Senior employees had been accused of denying accountability; Mulally set about organising weekly meetings where executives would answer his questions and get more involved with the company as a whole. Quality of the vehicles was suffering; he accelerated product development and aligned them more with consumer needs. Ford’s finances had taken a battering; he oversaw restructuring plans and (eventually) brought the firm back into the black.

The strategy didn’t pay off immediately; in 2008 Ford posted losses of $14.6bn, topping its 2006 low, after being dealt an almighty blow by the financial crisis. But in 2009 the car-maker achieved its first annual profit in four years ($2.7bn), while the likes of Chrysler and GM struggled to stay afloat. In 2010 that more than doubled to $6.6bn – its highest in a decade – before growing further to $7.2bn in 2013. Mulally had worked his magic.

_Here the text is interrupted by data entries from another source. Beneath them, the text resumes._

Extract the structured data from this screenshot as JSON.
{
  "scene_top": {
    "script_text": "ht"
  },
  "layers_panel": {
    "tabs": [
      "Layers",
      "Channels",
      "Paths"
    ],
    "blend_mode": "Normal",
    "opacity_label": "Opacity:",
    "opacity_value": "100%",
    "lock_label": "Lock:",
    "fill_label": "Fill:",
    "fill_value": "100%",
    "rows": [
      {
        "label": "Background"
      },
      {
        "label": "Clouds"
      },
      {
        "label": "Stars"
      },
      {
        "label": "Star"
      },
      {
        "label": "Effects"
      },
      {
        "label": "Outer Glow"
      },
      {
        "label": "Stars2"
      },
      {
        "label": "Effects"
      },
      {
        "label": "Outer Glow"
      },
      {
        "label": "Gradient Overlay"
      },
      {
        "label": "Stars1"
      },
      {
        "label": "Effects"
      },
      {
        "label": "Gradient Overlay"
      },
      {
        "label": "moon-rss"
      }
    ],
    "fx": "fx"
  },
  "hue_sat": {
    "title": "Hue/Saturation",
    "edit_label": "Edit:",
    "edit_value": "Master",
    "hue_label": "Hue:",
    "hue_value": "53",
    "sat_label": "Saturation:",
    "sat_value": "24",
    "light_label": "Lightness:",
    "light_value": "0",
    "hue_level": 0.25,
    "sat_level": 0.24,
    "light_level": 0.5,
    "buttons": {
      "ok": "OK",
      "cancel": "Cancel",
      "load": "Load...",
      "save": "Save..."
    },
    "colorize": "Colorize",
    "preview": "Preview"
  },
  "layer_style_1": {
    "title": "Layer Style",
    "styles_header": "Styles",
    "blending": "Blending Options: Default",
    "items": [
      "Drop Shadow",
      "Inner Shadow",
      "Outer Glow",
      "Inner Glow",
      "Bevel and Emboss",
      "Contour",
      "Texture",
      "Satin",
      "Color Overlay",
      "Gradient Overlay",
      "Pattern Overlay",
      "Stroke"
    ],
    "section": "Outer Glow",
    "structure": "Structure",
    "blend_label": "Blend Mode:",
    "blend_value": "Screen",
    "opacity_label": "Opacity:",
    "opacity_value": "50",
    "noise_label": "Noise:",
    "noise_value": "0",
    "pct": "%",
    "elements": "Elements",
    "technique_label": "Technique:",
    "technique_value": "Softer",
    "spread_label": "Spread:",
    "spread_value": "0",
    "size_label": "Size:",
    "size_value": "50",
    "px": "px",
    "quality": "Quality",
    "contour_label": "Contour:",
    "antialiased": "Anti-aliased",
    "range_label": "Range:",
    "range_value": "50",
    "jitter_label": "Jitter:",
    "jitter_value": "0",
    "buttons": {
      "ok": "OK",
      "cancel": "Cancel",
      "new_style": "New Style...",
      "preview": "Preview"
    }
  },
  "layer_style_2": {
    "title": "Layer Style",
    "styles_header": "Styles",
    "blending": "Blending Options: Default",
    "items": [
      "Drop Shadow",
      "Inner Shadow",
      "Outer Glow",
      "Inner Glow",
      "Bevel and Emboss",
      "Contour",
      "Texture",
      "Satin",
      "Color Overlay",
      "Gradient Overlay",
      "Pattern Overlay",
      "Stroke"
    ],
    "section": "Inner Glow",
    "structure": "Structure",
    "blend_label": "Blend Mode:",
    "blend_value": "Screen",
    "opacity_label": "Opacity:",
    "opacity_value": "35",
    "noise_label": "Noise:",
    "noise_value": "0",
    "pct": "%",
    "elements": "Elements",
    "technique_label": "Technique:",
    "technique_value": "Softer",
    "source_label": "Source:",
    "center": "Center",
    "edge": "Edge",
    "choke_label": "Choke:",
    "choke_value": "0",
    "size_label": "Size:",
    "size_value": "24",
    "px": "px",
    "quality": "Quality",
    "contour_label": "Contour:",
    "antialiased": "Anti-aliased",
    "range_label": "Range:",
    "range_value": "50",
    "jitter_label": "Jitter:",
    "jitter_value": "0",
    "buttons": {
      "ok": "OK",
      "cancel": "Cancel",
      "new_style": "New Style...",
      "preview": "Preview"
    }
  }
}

For him, honesty and integrity were at the heart of the turnaround. “A big part of leadership is being authentic to who you are”, he told McKinsey. He demonstrated the importance of internal cohesiveness, positive company culture and a can-do attitude, setting an inspiring precedent for businesses both within the car industry and beyond.

Qantas

Qantas
Qantas CEO Alan Joyce

Last August, Australian flag-carrier Qantas reported its biggest ever loss – $2.8bn for the 2014 financial year – following a devastating period in which it announced it was making 5,000 job cuts as part of a $2bn cost-cutting programme set for completion in 2017. The airline was dying a painful death on the back of fierce competition and sky-high fuel prices, and had been refused a bailout by the Australian government. “We are facing some of the toughest conditions Qantas has ever seen”, CEO Alan Joyce declared at the time.

$206m

After tax profits H2 2014

Then this February, just a year after it first declared the drastic plans, Qantas announced it had achieved after-tax profits totalling $206m (with an underlying pre-tax profit of $367m) for the second half of 2014.

Joyce had hauled the company up from the red in the space of just one year, achieving profitability in every operating sector for the period – including its international segment, which was in the black for the first time since the financial crisis struck. Joyce put the success down to the company’s four-year Qantas transformation programme – whose impact had started to show substantially more quickly than most had anticipated.

Under the programme, the company set about making the planned layoffs, pledged to freeze the pay packets of its employees for 18 months, and cut Joyce’s pay by 40 percent. The strategy started to bear fruit, with Qantas achieving savings of $374m in the first half of 2014 alone.

Where the company goes from here remains to be seen, but ‘The Flying Kangaroo’ appears to have turned a corner at a time when other national carriers are struggling to stay afloat as they battle with budget carriers and other pressures – as most notably demonstrated by the recent collapse of Cyprus Airways.